Ahumado de Pría
Some cheeses are the result of long experimentation and adaptation to a particular climate. Others are the result of constant tinkering with a formula by untold generations. Some are modern inventions of agri-businesses, designed via focus groups and market research. And then there are a few strange outliers. Unique products that are the result of a lucky turn or a bit of blind luck, or simple stubbornness. Ahumado de Pría is of the last kind.
From an nearly impossible situation, one couple simply went about doing the one thing they knew how to do. From that came one of the region’s most popular cheeses.
Where Is It From?
Llanes concejo sits in the eastern coastal corner of Asturias. It is situated between a spectacular collection of beaches and the almost sheer wall of of the Sierra del Cuera sub range. Rising to 750 meters at L’Abá, this wall overlooks a series of lush green valleys. In these valleys live the brown Tudanca and Frisian cows that provide the milk for this cheese.
How Ahumado de Pría Is Made
Ahumado de Pría is made from pasteurized cow’s milk and an addition of sheep’s milk whey.
It is first long-pressed in a cheesecloth mold. After pressing, the cheesemaker brines it and cures the wheels for 30-40 days. After curing, the mold is washed off and they are brined again before being smoked with oak and beech.
History
Ahumado de Pría is the singular labor of one Juan Inés Blanco, who had spent the Spanish civil war in Cantabria.

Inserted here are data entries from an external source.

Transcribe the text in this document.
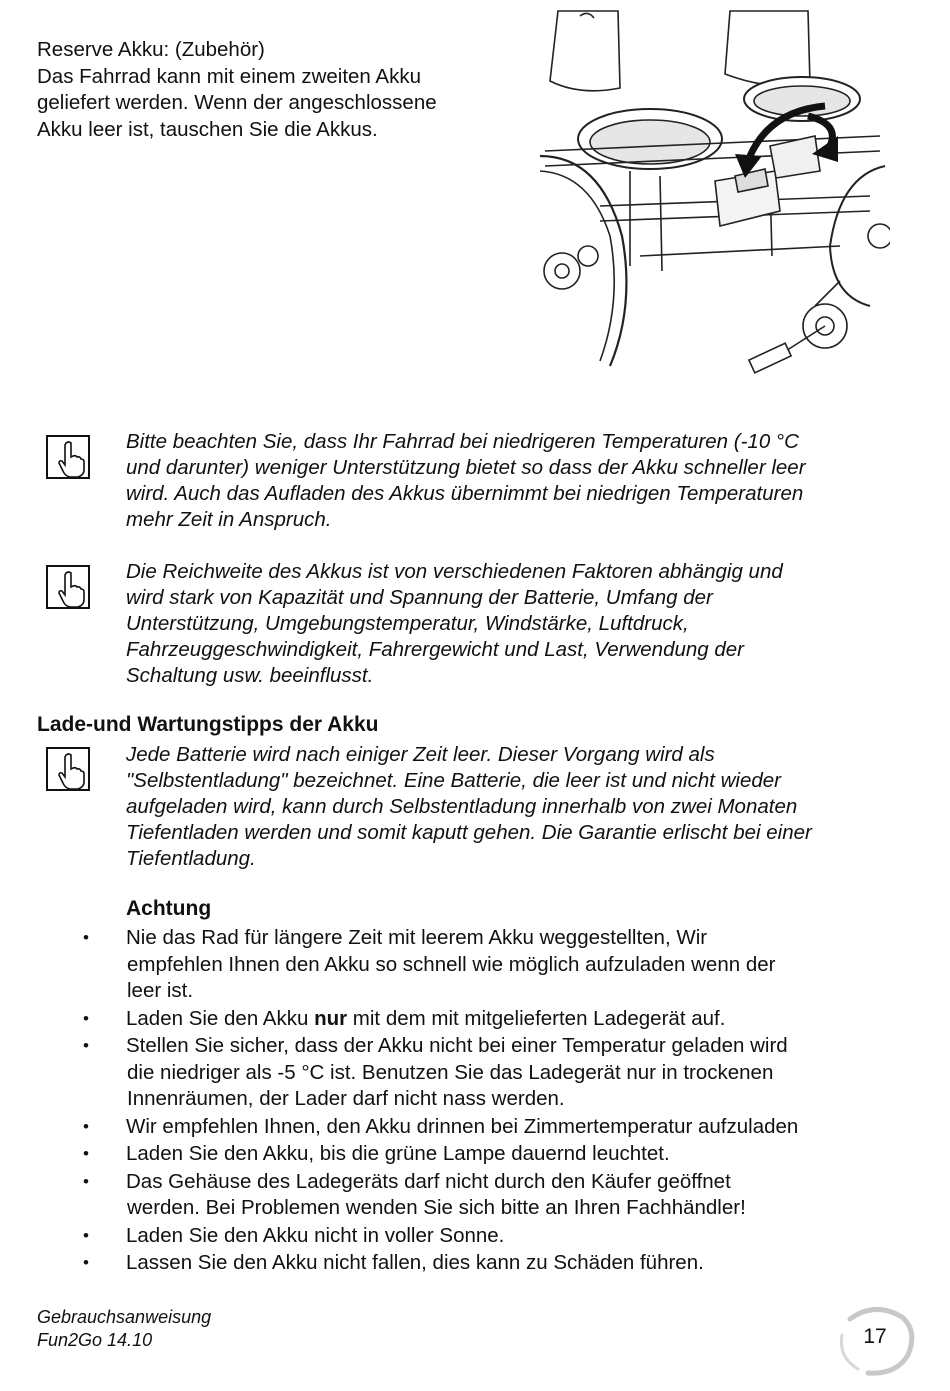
Reserve Akku: (Zubehör)
Das Fahrrad kann mit einem zweiten Akku
geliefert werden. Wenn der angeschlossene
Akku leer ist, tauschen Sie die Akkus.
Bitte beachten Sie, dass Ihr Fahrrad bei niedrigeren Temperaturen (-10 °C
und darunter) weniger Unterstützung bietet so dass der Akku schneller leer
wird. Auch das Aufladen des Akkus übernimmt bei niedrigen Temperaturen
mehr Zeit in Anspruch.
Die Reichweite des Akkus ist von verschiedenen Faktoren abhängig und
wird stark von Kapazität und Spannung der Batterie, Umfang der
Unterstützung, Umgebungstemperatur, Windstärke, Luftdruck,
Fahrzeuggeschwindigkeit, Fahrergewicht und Last, Verwendung der
Schaltung usw. beeinflusst.
Lade-und Wartungstipps der Akku
Jede Batterie wird nach einiger Zeit leer. Dieser Vorgang wird als
"Selbstentladung" bezeichnet. Eine Batterie, die leer ist und nicht wieder
aufgeladen wird, kann durch Selbstentladung innerhalb von zwei Monaten
Tiefentladen werden und somit kaputt gehen. Die Garantie erlischt bei einer
Tiefentladung.
Achtung
• Nie das Rad für längere Zeit mit leerem Akku weggestellten, Wir
empfehlen Ihnen den Akku so schnell wie möglich aufzuladen wenn der
leer ist.
• Laden Sie den Akku nur mit dem mit mitgelieferten Ladegerät auf.
• Stellen Sie sicher, dass der Akku nicht bei einer Temperatur geladen wird
die niedriger als -5 °C ist. Benutzen Sie das Ladegerät nur in trockenen
Innenräumen, der Lader darf nicht nass werden.
• Wir empfehlen Ihnen, den Akku drinnen bei Zimmertemperatur aufzuladen
• Laden Sie den Akku, bis die grüne Lampe dauernd leuchtet.
• Das Gehäuse des Ladegeräts darf nicht durch den Käufer geöffnet
werden. Bei Problemen wenden Sie sich bitte an Ihren Fachhändler!
• Laden Sie den Akku nicht in voller Sonne.
• Lassen Sie den Akku nicht fallen, dies kann zu Schäden führen.
Gebrauchsanweisung
Fun2Go 14.10	17
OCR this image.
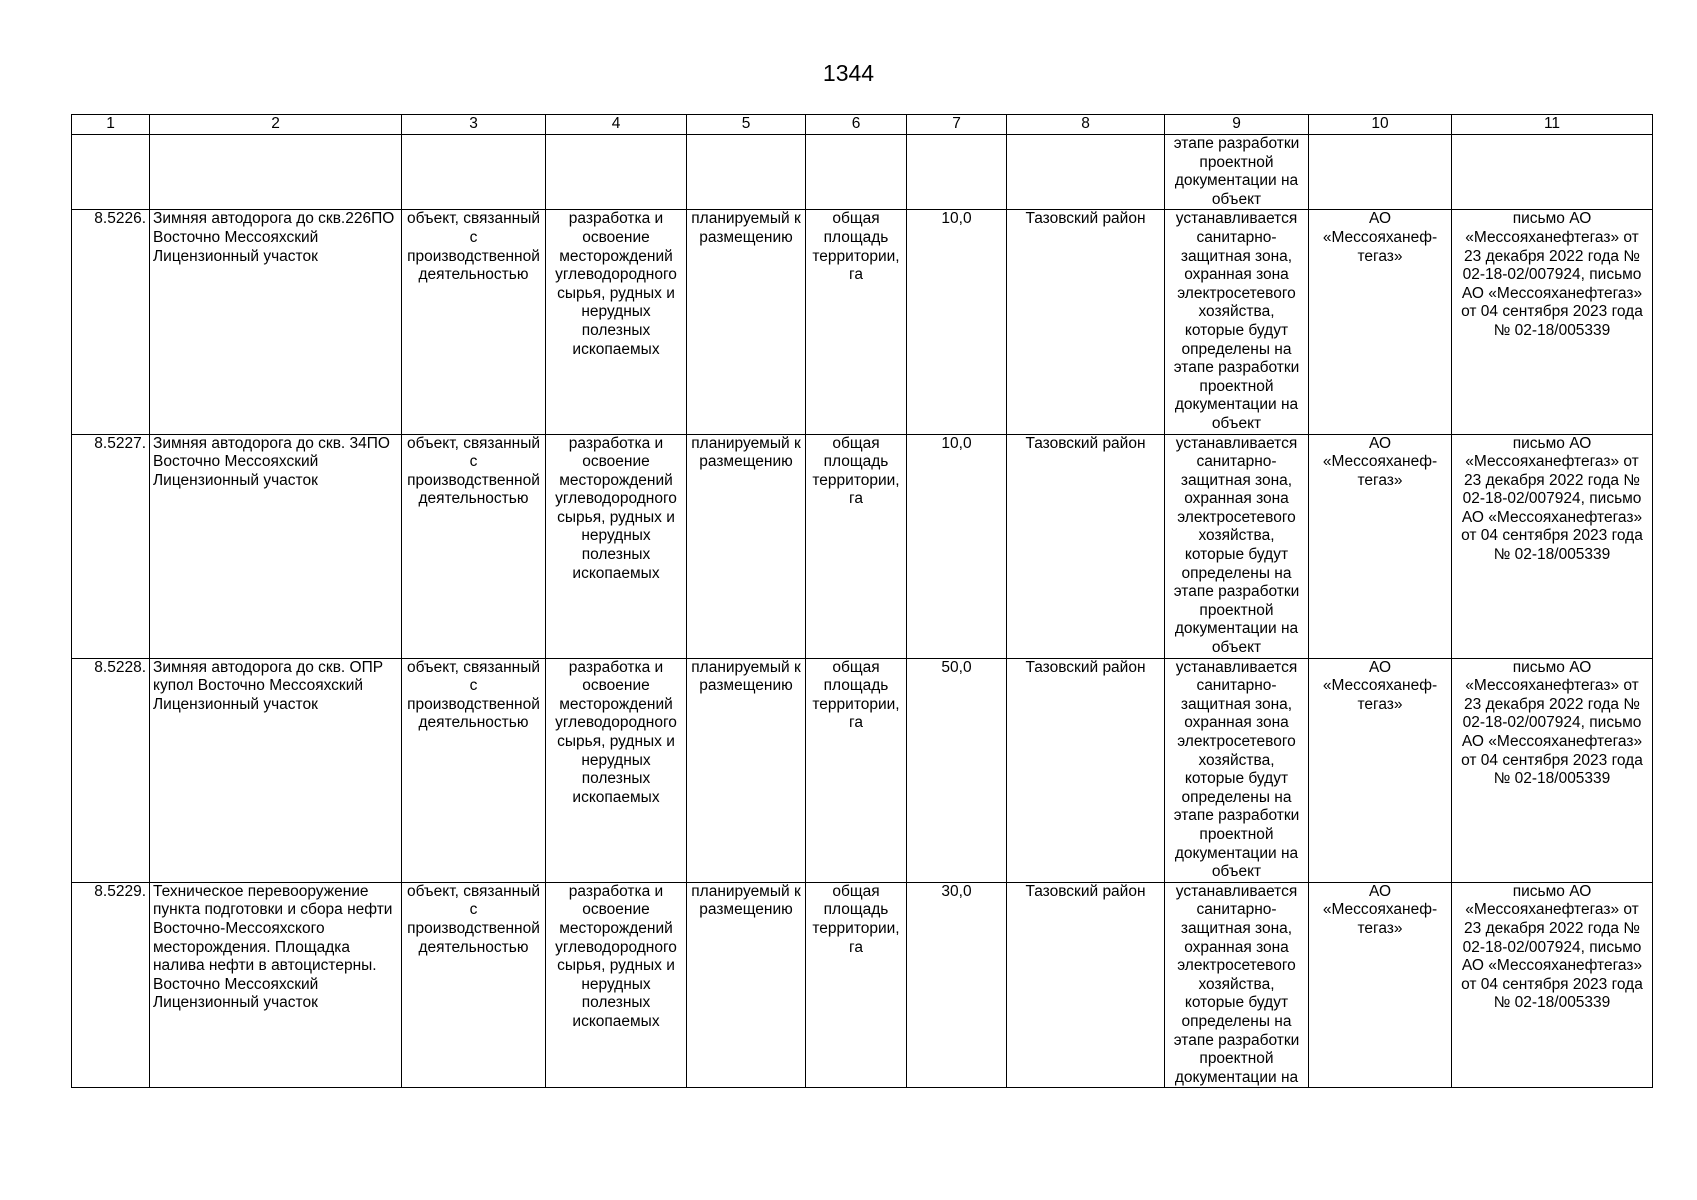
1344
1	2	3	4	5	6	7	8	9	10	11
								этапе разработки проектной документации на объект		
8.5226.	Зимняя автодорога до скв.226ПО Восточно Мессояхский Лицензионный участок	объект, связанный с производственной деятельностью	разработка и освоение месторождений углеводородного сырья, рудных и нерудных полезных ископаемых	планируемый к размещению	общая площадь территории, га	10,0	Тазовский район	устанавливается санитарно-защитная зона, охранная зона электросетевого хозяйства, которые будут определены на этапе разработки проектной документации на объект	АО «Мессояханеф-тегаз»	письмо АО «Мессояханефтегаз» от 23 декабря 2022 года № 02-18-02/007924, письмо АО «Мессояханефтегаз» от 04 сентября 2023 года № 02-18/005339
8.5227.	Зимняя автодорога до скв. 34ПО Восточно Мессояхский Лицензионный участок	объект, связанный с производственной деятельностью	разработка и освоение месторождений углеводородного сырья, рудных и нерудных полезных ископаемых	планируемый к размещению	общая площадь территории, га	10,0	Тазовский район	устанавливается санитарно-защитная зона, охранная зона электросетевого хозяйства, которые будут определены на этапе разработки проектной документации на объект	АО «Мессояханеф-тегаз»	письмо АО «Мессояханефтегаз» от 23 декабря 2022 года № 02-18-02/007924, письмо АО «Мессояханефтегаз» от 04 сентября 2023 года № 02-18/005339
8.5228.	Зимняя автодорога до скв. ОПР купол Восточно Мессояхский Лицензионный участок	объект, связанный с производственной деятельностью	разработка и освоение месторождений углеводородного сырья, рудных и нерудных полезных ископаемых	планируемый к размещению	общая площадь территории, га	50,0	Тазовский район	устанавливается санитарно-защитная зона, охранная зона электросетевого хозяйства, которые будут определены на этапе разработки проектной документации на объект	АО «Мессояханеф-тегаз»	письмо АО «Мессояханефтегаз» от 23 декабря 2022 года № 02-18-02/007924, письмо АО «Мессояханефтегаз» от 04 сентября 2023 года № 02-18/005339
8.5229.	Техническое перевооружение пункта подготовки и сбора нефти Восточно-Мессояхского месторождения. Площадка налива нефти в автоцистерны. Восточно Мессояхский Лицензионный участок	объект, связанный с производственной деятельностью	разработка и освоение месторождений углеводородного сырья, рудных и нерудных полезных ископаемых	планируемый к размещению	общая площадь территории, га	30,0	Тазовский район	устанавливается санитарно-защитная зона, охранная зона электросетевого хозяйства, которые будут определены на этапе разработки проектной документации на	АО «Мессояханеф-тегаз»	письмо АО «Мессояханефтегаз» от 23 декабря 2022 года № 02-18-02/007924, письмо АО «Мессояханефтегаз» от 04 сентября 2023 года № 02-18/005339
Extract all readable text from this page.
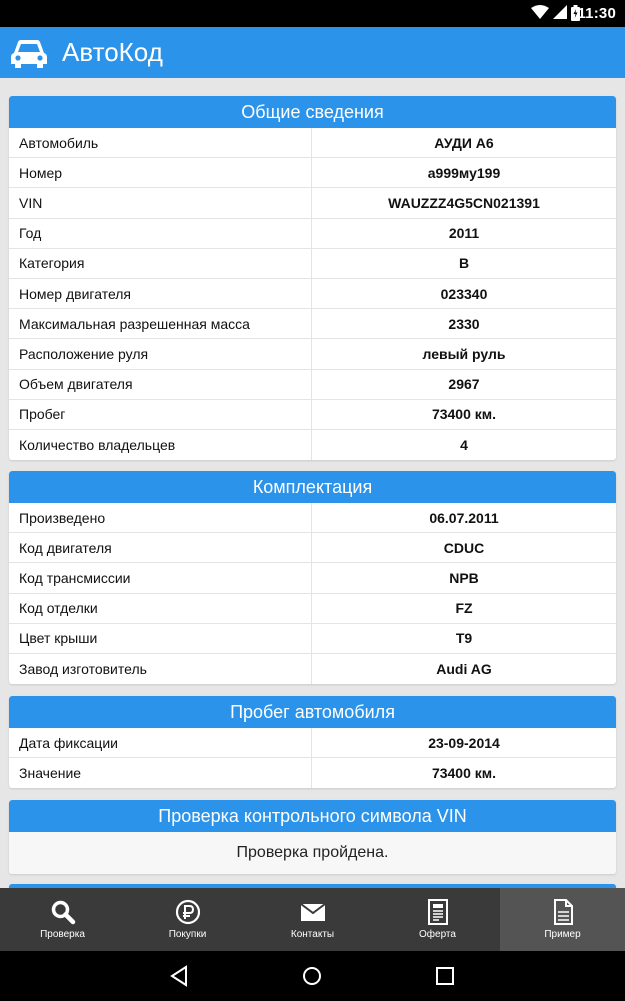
11:30
АвтоКод
Общие сведения
Автомобиль	АУДИ А6
Номер	а999му199
VIN	WAUZZZ4G5CN021391
Год	2011
Категория	B
Номер двигателя	023340
Максимальная разрешенная масса	2330
Расположение руля	левый руль
Объем двигателя	2967
Пробег	73400 км.
Количество владельцев	4
Комплектация
Произведено	06.07.2011
Код двигателя	CDUC
Код трансмиссии	NPB
Код отделки	FZ
Цвет крыши	T9
Завод изготовитель	Audi AG
Пробег автомобиля
Дата фиксации	23-09-2014
Значение	73400 км.
Проверка контрольного символа VIN
Проверка пройдена.
Проверка	Покупки	Контакты	Оферта	Пример
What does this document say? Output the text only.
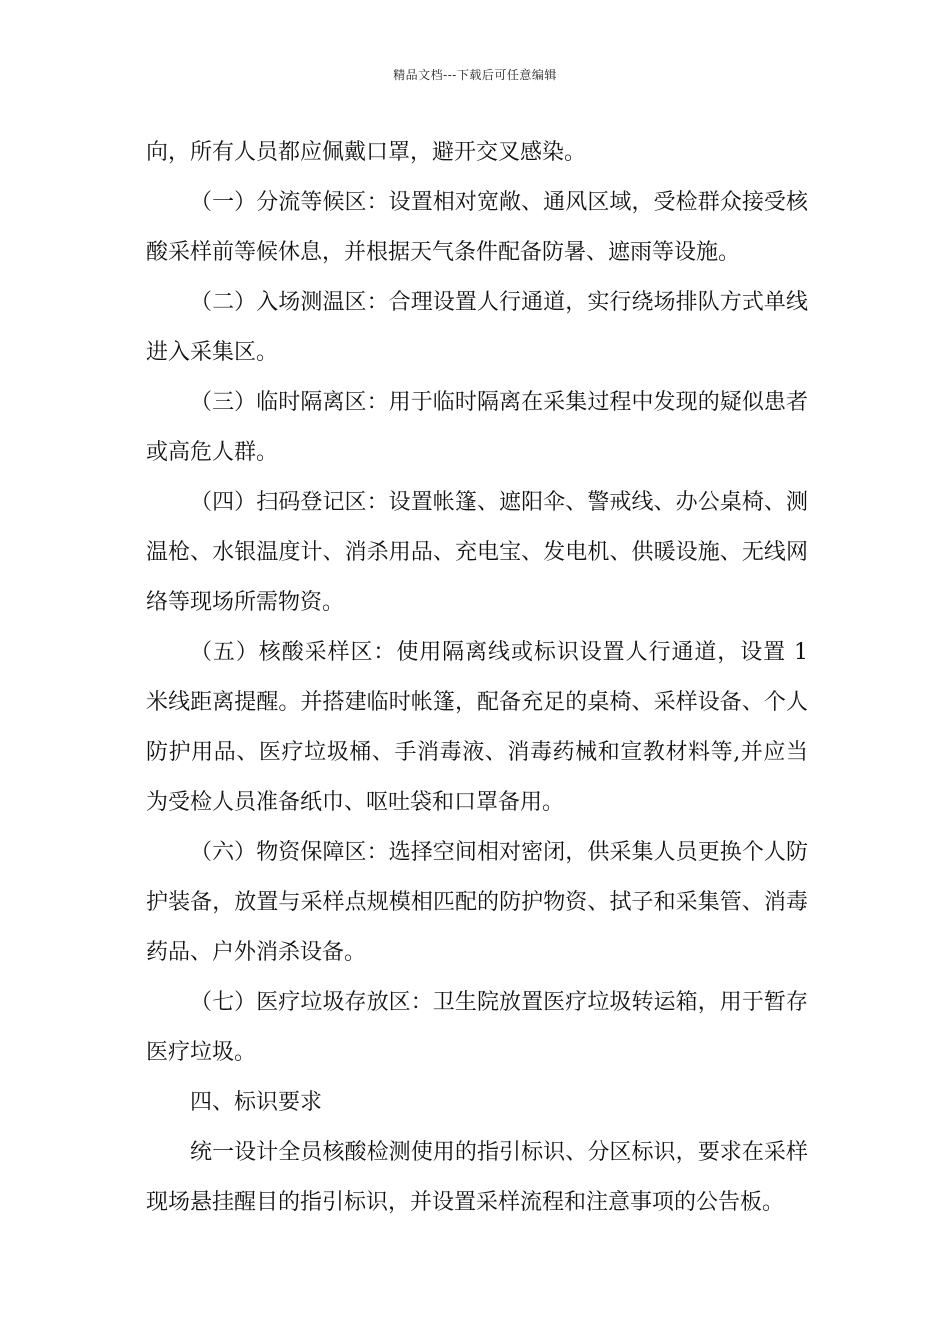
精品文档---下载后可任意编辑

向，所有人员都应佩戴口罩，避开交叉感染。

（一）分流等候区：设置相对宽敞、通风区域，受检群众接受核酸采样前等候休息，并根据天气条件配备防暑、遮雨等设施。

（二）入场测温区：合理设置人行通道，实行绕场排队方式单线进入采集区。

（三）临时隔离区：用于临时隔离在采集过程中发现的疑似患者或高危人群。

（四）扫码登记区：设置帐篷、遮阳伞、警戒线、办公桌椅、测温枪、水银温度计、消杀用品、充电宝、发电机、供暖设施、无线网络等现场所需物资。

（五）核酸采样区：使用隔离线或标识设置人行通道，设置 1 米线距离提醒。并搭建临时帐篷，配备充足的桌椅、采样设备、个人防护用品、医疗垃圾桶、手消毒液、消毒药械和宣教材料等,并应当为受检人员准备纸巾、呕吐袋和口罩备用。

（六）物资保障区：选择空间相对密闭，供采集人员更换个人防护装备，放置与采样点规模相匹配的防护物资、拭子和采集管、消毒药品、户外消杀设备。

（七）医疗垃圾存放区：卫生院放置医疗垃圾转运箱，用于暂存医疗垃圾。

四、标识要求

统一设计全员核酸检测使用的指引标识、分区标识，要求在采样现场悬挂醒目的指引标识，并设置采样流程和注意事项的公告板。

There he had learned to make cheese from a friend who had a cheese factory. When the civil war ended, Juan married Palmira Granda Pontigo and returned to his hometown of La Pesa de Pría in Llanes.
Not knowing what else to do to support themselves, they bought milk from neighbors and friends and made cheese in small quantities. This proved to be a good move, and the cheese business supported the growing family for decades.
In the 1970s, two of Juan’s sons developed the smoked cheese that ended up being the big hit for the business. Very quickly it rose to a prominent position among Asturian cheeses – a position it still occupies today.
Uses For Ahumado de Pría
This is probably one of the most popular cheeses in Asturias, and it is almost impossible to find a restaurant cheese board (tabla de quesos) in Asturias that doesn’t feature it.
I love this cheese. My whole family loves this cheese. It melts very well. Well enough that it makes an amazing grilled cheese sandwich. We love it on crackers, or paired with fruits. It is pretty amazing shredded over pasta. Try it mixed with your mozzarella as a pizza cheese…
Recipes
No recipes on this site currently use Ahumado de Pría
Where To Find Ahumado de Pría
This is a very easy to find cheese in Asturias. You don’t have to look past your local supermarket or corner store usually. As I mentioned above, it is impossible not to run into it on cheese samplers as well.
Despaña, and perhaps other importers in the US have Ahumado de Pría in stock.